Ni l'Etat, ni la Mission des Nations unies (Minusca), ni les associations d'aide n'avaient pu accéder à cette zone du sud-est de la Centrafrique, en raison d'une flambée de violences opposant des membres de l'Unité pour la paix en Centrafrique (UPC, groupe armé issu de l'ex-Séléka à majorité musulmane) et des milices antibalaka.
"Depuis mai 2017, nous sommes enclavés ici, c'est comme si on était abandonnés", témoigne le pasteur, Pierre Serakouzou.
Fin avril, Médecins sans frontière (MSF) est parvenu à ouvrir un couloir humanitaire depuis Alindao, qui dispose d'une piste d'atterrissage, jusqu'à Mingala, négociant l'accès auprès des groupes armés présents dans la région.
Le 10 mai, l'ONG effectue sa seconde campagne de vaccination dans le village.
"Nous savions qu'il y avait une poche de population importante qui était coupée du reste du monde et qui n'avait accès à rien.Plus d'école, plus de santé, pas de réseau téléphonique", explique la coordonnatrice de MSF pour la région, Talaré Diabri, à coté de l'église où ses équipes préparent les vaccins et les moustiquaires.
Un père amène dans ses bras une fillette squelettique, aussitôt prise en charge."Malnutrition sévère et paludisme", diagnostique d'une voix inquiète le médecin de l'équipe.
Arrive ensuite une femme et son enfant malade.Elle ignorait qu'elle pouvait aussi faire vacciner ses onze autres enfants."J'ai fait 13 km pour venir mais je vais revenir demain avec eux !", promet-elle.
"Avant, quand les gens tombaient malades, ils mouraient", assure Jessy-Fidèle Walot, chef par intérim du poste de santé de Mingala, pillé à plusieurs reprises depuis 2013, date du renversement du régime de François Bozizé par une rébellion.
Il n'en reste que trois bâtiments délabrés, colonisés par des guêpes et des chauve-souris, ainsi qu'une carcasse d'ambulance.
- "Egorgés" -
Il y a encore deux mois, pour accéder à ce village depuis Alindao, à une centaine de kilomètres, il fallait traverser une vingtaine de barrages tenus par les groupes armés qui ont mis en coupe réglée le pays.A chaque barrière, les passants devaient payer une taxe, entre 500 et 2.000 francs CFA (entre 0,76 euro et 3 euros).
"Mon fils et un de ses amis ont été égorgés en mars 2018, alors qu'ils essayaient de contourner les barrières par la forêt", raconte Patrick, un habitant de Mingala.

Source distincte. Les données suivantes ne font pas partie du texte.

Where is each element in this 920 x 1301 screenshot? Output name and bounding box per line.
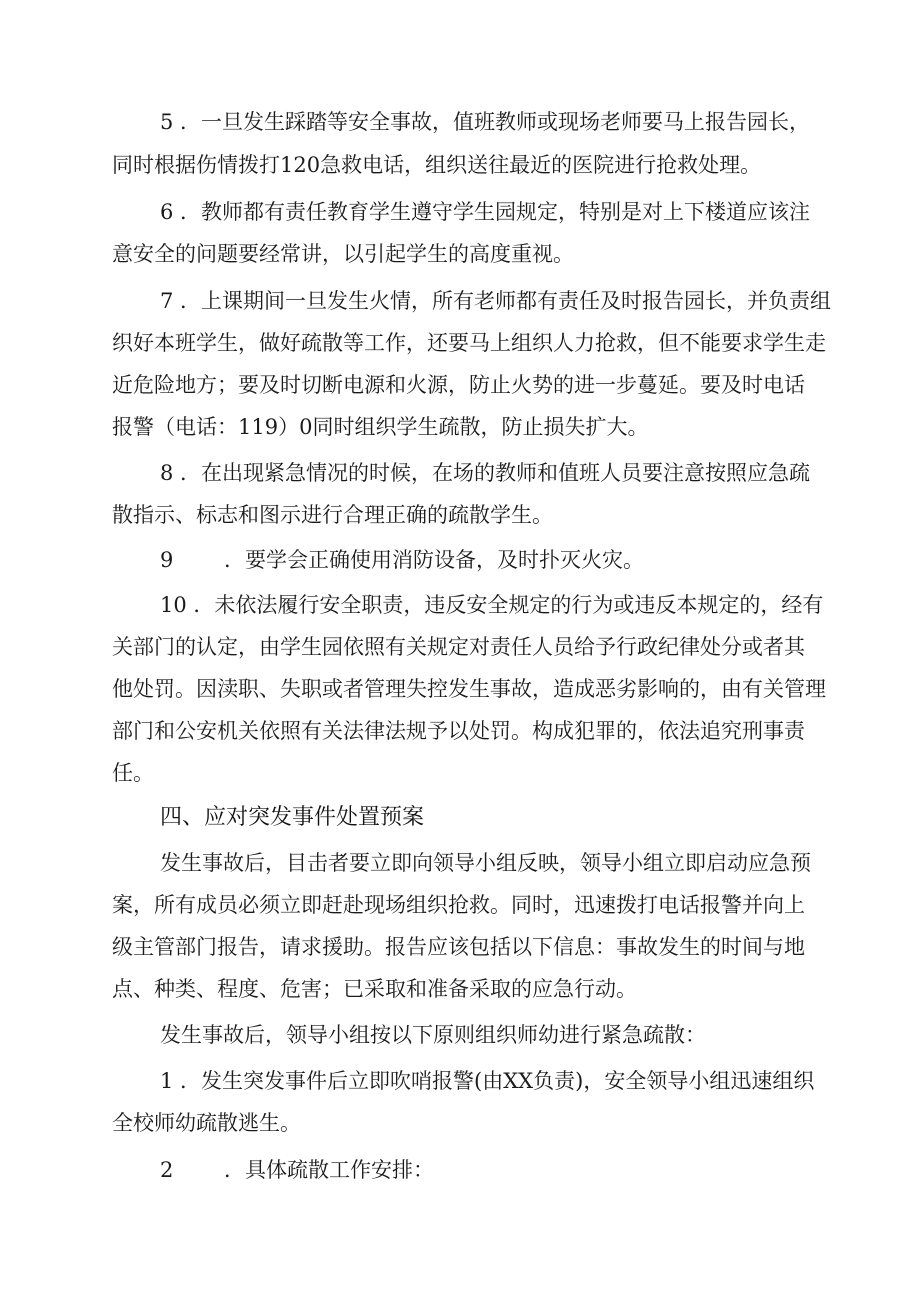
evacuation-item-2-number: 2 bbox=[160, 1158, 174, 1182]
evacuation-item-2 bbox=[160, 1156, 832, 1184]
paragraph-8-line-2: 散指示、标志和图示进行合理正确的疏散学生。 bbox=[112, 503, 553, 527]
paragraph-7-line-2: 织好本班学生，做好疏散等工作，还要马上组织人力抢救，但不能要求学生走 bbox=[112, 331, 826, 355]
paragraph-6-line-2: 意安全的问题要经常讲，以引起学生的高度重视。 bbox=[112, 242, 574, 266]
paragraph-10-line-3: 他处罚。因渎职、失职或者管理失控发生事故，造成恶劣影响的，由有关管理 bbox=[112, 677, 826, 701]
paragraph-9-text: ．要学会正确使用消防设备，及时扑灭火灾。 bbox=[224, 548, 644, 572]
paragraph-9 bbox=[160, 546, 832, 574]
paragraph-7-line-1: 7 ．上课期间一旦发生火情，所有老师都有责任及时报告园长，并负责组 bbox=[160, 289, 832, 313]
paragraph-7-line-4: 报警（电话：119）0同时组织学生疏散，防止损失扩大。 bbox=[112, 415, 649, 439]
paragraph-5-line-1: 5 ．一旦发生踩踏等安全事故，值班教师或现场老师要马上报告园长， bbox=[160, 110, 811, 134]
paragraph-7-line-3: 近危险地方；要及时切断电源和火源，防止火势的进一步蔓延。要及时电话 bbox=[112, 373, 805, 397]
evacuation-item-1-line-2: 全校师幼疏散逃生。 bbox=[112, 1111, 301, 1135]
evacuation-intro: 发生事故后，领导小组按以下原则组织师幼进行紧急疏散： bbox=[160, 1023, 706, 1047]
evacuation-item-1-line-1: 1 ．发生突发事件后立即吹哨报警(由XX负责)，安全领导小组迅速组织 bbox=[160, 1069, 815, 1093]
section-heading: 四、应对突发事件处置预案 bbox=[160, 805, 425, 830]
paragraph-10-line-1: 10 ．未依法履行安全职责，违反安全规定的行为或违反本规定的，经有 bbox=[160, 593, 824, 617]
paragraph-10-line-5: 任。 bbox=[112, 761, 154, 785]
evacuation-item-2-text: ．具体疏散工作安排： bbox=[224, 1158, 434, 1182]
paragraph-9-number: 9 bbox=[160, 548, 174, 572]
paragraph-10-line-2: 关部门的认定，由学生园依照有关规定对责任人员给予行政纪律处分或者其 bbox=[112, 635, 805, 659]
emergency-paragraph-line-1: 发生事故后，目击者要立即向领导小组反映，领导小组立即启动应急预 bbox=[160, 851, 811, 875]
paragraph-10-line-4: 部门和公安机关依照有关法律法规予以处罚。构成犯罪的，依法追究刑事责 bbox=[112, 719, 805, 743]
emergency-paragraph-line-4: 点、种类、程度、危害；已采取和准备采取的应急行动。 bbox=[112, 977, 637, 1001]
emergency-paragraph-line-3: 级主管部门报告，请求援助。报告应该包括以下信息：事故发生的时间与地 bbox=[112, 935, 805, 959]
paragraph-6-line-1: 6 ．教师都有责任教育学生遵守学生园规定，特别是对上下楼道应该注 bbox=[160, 200, 811, 224]
emergency-paragraph-line-2: 案，所有成员必须立即赶赴现场组织抢救。同时，迅速拨打电话报警并向上 bbox=[112, 893, 805, 917]
paragraph-5-line-2: 同时根据伤情拨打120急救电话，组织送往最近的医院进行抢救处理。 bbox=[112, 153, 762, 177]
paragraph-8-line-1: 8 ．在出现紧急情况的时候，在场的教师和值班人员要注意按照应急疏 bbox=[160, 461, 811, 485]
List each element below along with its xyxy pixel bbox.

Entre Alindao et Pouloubou, l'UPC occupe encore aujourd'hui cinq barrières fixes.Sans compter les patrouilles mobiles, comme ces miliciens descendus de leur pick-up équipé d'une mitrailleuse, qui font les poches d'un groupe de passants.
La piste défoncé traverse ensuite une dizaine de villages détruits en 2017 et 2018 par les pillages et les combats.
Le début de la zone antibalaka est signalé par un fanion d'ossements et de gris-gris, qui pend au dessus d'une barrière levée.Une poignée d'hommes est assise à côté.Leurs fusils artisanaux reposent à quelques mètres, adossés au tronc d'un grand arbre.
Grâce au travail de sensibilisation de MSF, et d'autres acteurs humanitaires comme Action contre la faim et Acted, les 19 barrières tenues par les antibalaka ont été levées - du moins pour les ONG.
L'accalmie consécutive à l'accord de paix trouvé en février entre le gouvernement et 14 groupes armés, a également permis de désenclaver un peu plus le village, où quelques habitants ont depuis peu commencé à réparer leur maisons détruites.
A Mingala, si certains combattants antibalaka déambulent encore avec leur fusil de chasse, des gris-gris dépassant d'un t-shirt poussiéreux, la majorité a rangé les armes.
"On ne veut plus la guerre", proclame un "général" antibalaka autoproclamé, avant de tirer avec force sur une cigarette jaunie par l'humidité.
"Les mentalité sont en train de changer", veut croire le pasteur Serakouzou, qui salue l'arrivée d'un sous-préfet dans le village, depuis la fin mars."On espère maintenant que d'autres ONG vont venir désormais".